Do you know if anyone is looking at the researcher ID <-> institutional ID links specifically? (besides ORCID of course) and focusing on that aspect of the research data graph?

(More about our work here: https://ukorcidsupport.jisc.ac.uk/2019/03/tools-for-our-members/)

Monica
(I’m about to go on leave, so will go quiet for a bit)

Sorry I’m missing RDA this time (and it’s not far from home either!)

On the research data graph and specifically researcher - institution links, there’s been a lot of improvement in the research-related data on Wikidata lately along those lines. Much of it comes via ORCID, but there’s a lot of independent data on that too (especially for any researcher with a Wikipedia page about them).
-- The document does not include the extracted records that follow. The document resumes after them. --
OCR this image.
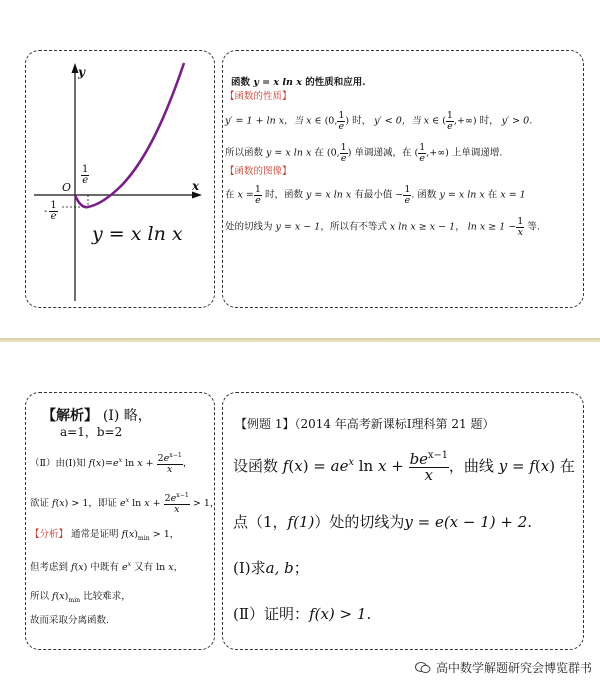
y
x
O
$\frac{1}{e}$
- $\frac{1}{e}$
y = x ln x
函数 y = x ln x 的性质和应用.
【函数的性质】
y′ = 1 + ln x，当 x ∈ (0, $\frac{1}{e}$ ) 时， y′ < 0，当 x ∈ ( $\frac{1}{e}$ ,+∞) 时， y′ > 0.
所以函数 y = x ln x 在 (0, $\frac{1}{e}$ ) 单调递减，在 ( $\frac{1}{e}$ ,+∞) 上单调递增.
【函数的图像】
在 $x = \frac{1}{e}$ 时，函数 y = x ln x 有最小值 − $\frac{1}{e}$ . 函数 y = x ln x 在 x = 1
处的切线为 y = x − 1，所以有不等式 x ln x ≥ x − 1， $\ln x \ge 1 - \frac{1}{x}$ 等.
【解析】 (I) 略，
a=1，b=2
（Ⅱ）由(Ⅰ)知 $f(x)=e^x$ $\ln x + \frac{2e^{x-1}}{x}$ ，
欲证 f(x) > 1，即证 $e^x$ $\ln x + \frac{2e^{x-1}}{x} > 1$，
【分析】 通常是证明 $f(x)_{min} > 1$，
但考虑到 f(x) 中既有 $e^x$ 又有 ln x，
所以 $f(x)_{min}$ 比较难求，
故而采取分离函数.
【例题 1】（2014 年高考新课标Ⅰ理科第 21 题）
设函数 $f(x) = ae^x$ $\ln x + \frac{be^{x-1}}{x}$ ，曲线 y = f(x) 在
点（1，f(1)）处的切线为y = e(x − 1) + 2.
(Ⅰ)求a, b；
(Ⅱ）证明：f(x) > 1.
高中数学解题研究会博览群书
The “Scholia” app shows the potential for this:

https://tools.wmflabs.org/scholia/

The main defect is still the incompleteness of the data - but that’s true of any of these efforts I think! There’s a lot of exciting potential there anyway.

Monica and Arthur, thanks for your posts.

Linking researchers and their institutions is certainly part of that graph as I see it, with two caveats:

  • RDA focusses on research data, so for activities within RDA the researcher/institution link is probably seen in the wider context of how this is connected to research data
  • institutional identifiers are not (yet) as widely adopted as for example identifiers for people and research data. I hope that ROR will change that.

Research data graphs have a data model similar to research information (CRIS) systems, and there is a strong connection between the two, and this was also briefly discussed during the BoF.